Question

When finding a derivative using the definition of a derivative, how do you know when the use the formula lim as y approaches x f(y)-f(x)/(y-x) vs. lim as h approaches 0 f(x+h)-f(x)/(h) ?

Answer 1

you can use either one

Answer 2

it is which ever one you like most

Answer 3

oh okay thanks

Answer 4

Both formulas are actually the same.
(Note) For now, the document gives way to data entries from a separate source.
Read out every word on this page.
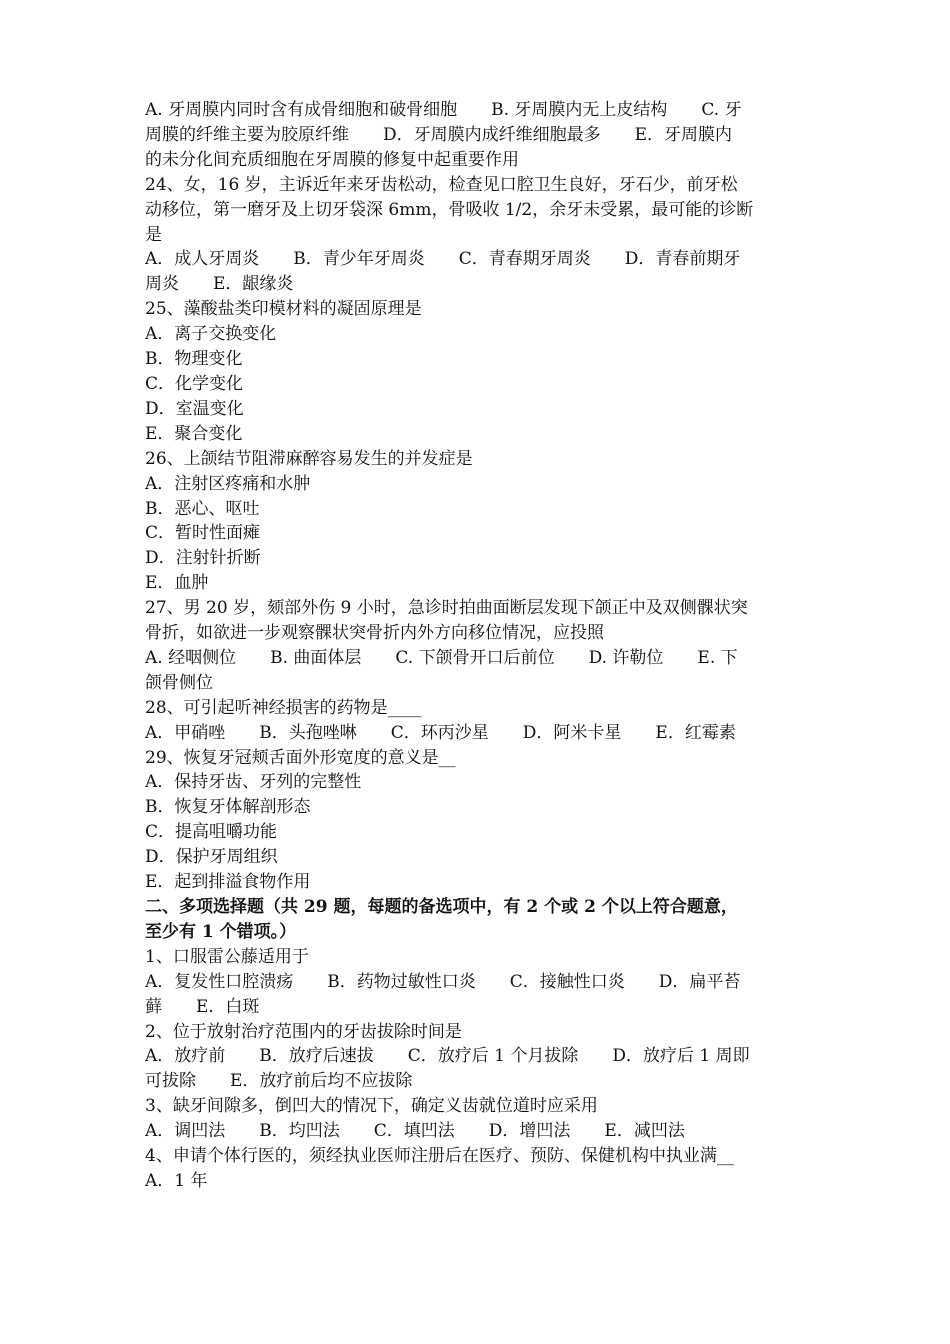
A. 牙周膜内同时含有成骨细胞和破骨细胞　　B. 牙周膜内无上皮结构　　C. 牙
周膜的纤维主要为胶原纤维　　D．牙周膜内成纤维细胞最多　　E．牙周膜内
的未分化间充质细胞在牙周膜的修复中起重要作用
24、女，16 岁，主诉近年来牙齿松动，检查见口腔卫生良好，牙石少，前牙松
动移位，第一磨牙及上切牙袋深 6mm，骨吸收 1/2，余牙未受累，最可能的诊断
是
A．成人牙周炎　　B．青少年牙周炎　　C．青春期牙周炎　　D．青春前期牙
周炎　　E．龈缘炎
25、藻酸盐类印模材料的凝固原理是
A．离子交换变化
B．物理变化
C．化学变化
D．室温变化
E．聚合变化
26、上颌结节阻滞麻醉容易发生的并发症是
A．注射区疼痛和水肿
B．恶心、呕吐
C．暂时性面瘫
D．注射针折断
E．血肿
27、男 20 岁，颏部外伤 9 小时，急诊时拍曲面断层发现下颌正中及双侧髁状突
骨折，如欲进一步观察髁状突骨折内外方向移位情况，应投照
A. 经咽侧位　　B. 曲面体层　　C. 下颌骨开口后前位　　D. 许勒位　　E. 下
颌骨侧位
28、可引起听神经损害的药物是____
A．甲硝唑　　B．头孢唑啉　　C．环丙沙星　　D．阿米卡星　　E．红霉素
29、恢复牙冠颊舌面外形宽度的意义是__
A．保持牙齿、牙列的完整性
B．恢复牙体解剖形态
C．提高咀嚼功能
D．保护牙周组织
E．起到排溢食物作用
二、多项选择题（共 29 题，每题的备选项中，有 2 个或 2 个以上符合题意，
至少有 1 个错项。）
1、口服雷公藤适用于
A．复发性口腔溃疡　　B．药物过敏性口炎　　C．接触性口炎　　D．扁平苔
藓　　E．白斑
2、位于放射治疗范围内的牙齿拔除时间是
A．放疗前　　B．放疗后速拔　　C．放疗后 1 个月拔除　　D．放疗后 1 周即
可拔除　　E．放疗前后均不应拔除
3、缺牙间隙多，倒凹大的情况下，确定义齿就位道时应采用
A．调凹法　　B．均凹法　　C．填凹法　　D．增凹法　　E．减凹法
4、申请个体行医的，须经执业医师注册后在医疗、预防、保健机构中执业满__
A．1 年
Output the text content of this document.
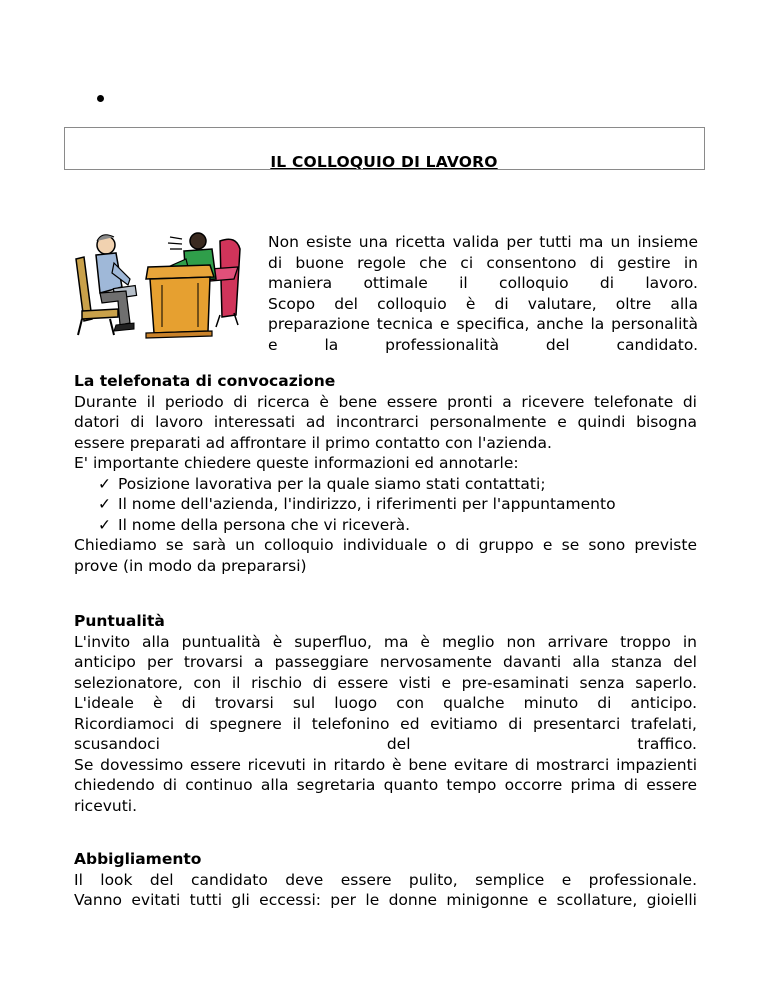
IL COLLOQUIO DI LAVORO
Non esiste una ricetta valida per tutti ma un insieme
di buone regole che ci consentono di gestire in
maniera ottimale il colloquio di lavoro.
Scopo del colloquio è di valutare, oltre alla
preparazione tecnica e specifica, anche la personalità
e la professionalità del candidato.
La telefonata di convocazione
Durante il periodo di ricerca è bene essere pronti a ricevere telefonate di
datori di lavoro interessati ad incontrarci personalmente e quindi bisogna
essere preparati ad affrontare il primo contatto con l'azienda.
E' importante chiedere queste informazioni ed annotarle:
✓ Posizione lavorativa per la quale siamo stati contattati;
✓ Il nome dell'azienda, l'indirizzo, i riferimenti per l'appuntamento
✓ Il nome della persona che vi riceverà.
Chiediamo se sarà un colloquio individuale o di gruppo e se sono previste
prove (in modo da prepararsi)
Puntualità
L'invito alla puntualità è superfluo, ma è meglio non arrivare troppo in
anticipo per trovarsi a passeggiare nervosamente davanti alla stanza del
selezionatore, con il rischio di essere visti e pre-esaminati senza saperlo.
L'ideale è di trovarsi sul luogo con qualche minuto di anticipo.
Ricordiamoci di spegnere il telefonino ed evitiamo di presentarci trafelati,
scusandoci del traffico.
Se dovessimo essere ricevuti in ritardo è bene evitare di mostrarci impazienti
chiedendo di continuo alla segretaria quanto tempo occorre prima di essere
ricevuti.
Abbigliamento
Il look del candidato deve essere pulito, semplice e professionale.
Vanno evitati tutti gli eccessi: per le donne minigonne e scollature, gioielli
Try replacing \(h\) with \(y-x\) to see what happens.

Answer 5

example:
\[f(x)=x^3 \\ f'(x)=\lim_{y \rightarrow x}\frac{f(y)-f(x)}{y-x}=\lim_{y \rightarrow x} \frac{y^3-x^3}{y-x}=\lim_{y \rightarrow x} \frac{(y-x)(y^2+xy+x^2)}{y-x} \\ f'(x)=\lim_{y \rightarrow x} (y^2+xy+x^2)=x^2+x(x)+x^2=3x^2 \\ \text{ or } f'(x)=\lim_{h \rightarrow 0} \frac{f(x+h)-f(x)}{h}=\lim_{h \rightarrow 0}\frac{(x+h)^3-x^3}{h} \\ f'(x)=\lim_{h \rightarrow 0} \frac{x^3+3x^2h+3xh^2+h^3-x^3}{h}=\lim_{h \rightarrow 0} \frac{3x^2h+3xh^2+h^3}{h} \\ f'(x)=\lim_{h \rightarrow 0}(3x^2+3xh+h^2)=3x^2+3x(0)+0^2=3x^2\]

Answer 6

the first method involved factoring and the second one involved multiplying

Answer 7

it just depends on in that case if you preferred multiplication over the factoring
some people forget how to factor a difference of cubes

Answer 8

thought I hate multiplying sometimes

Answer 9

but I didn't really multiplied I sorta remember that line in the pascal's triangle :p

Answer 10

lol okay. thank you for the clear example. i just tried one myself using both methods and got the same answer.

Answer 11

sith mentioned proving they are equivalent

Answer 12

if you want to do that

Answer 13

or try that

Answer 14

\[(x-h)^3-x^3=([x+h]-[x])([x+h]^2+[x+h][x]+[x]^2) \\ (x+h)^3-x^3=h((x+h)^2+x(x+h)+x^2)\]
and another option for that second method
like we could have factored the numerator too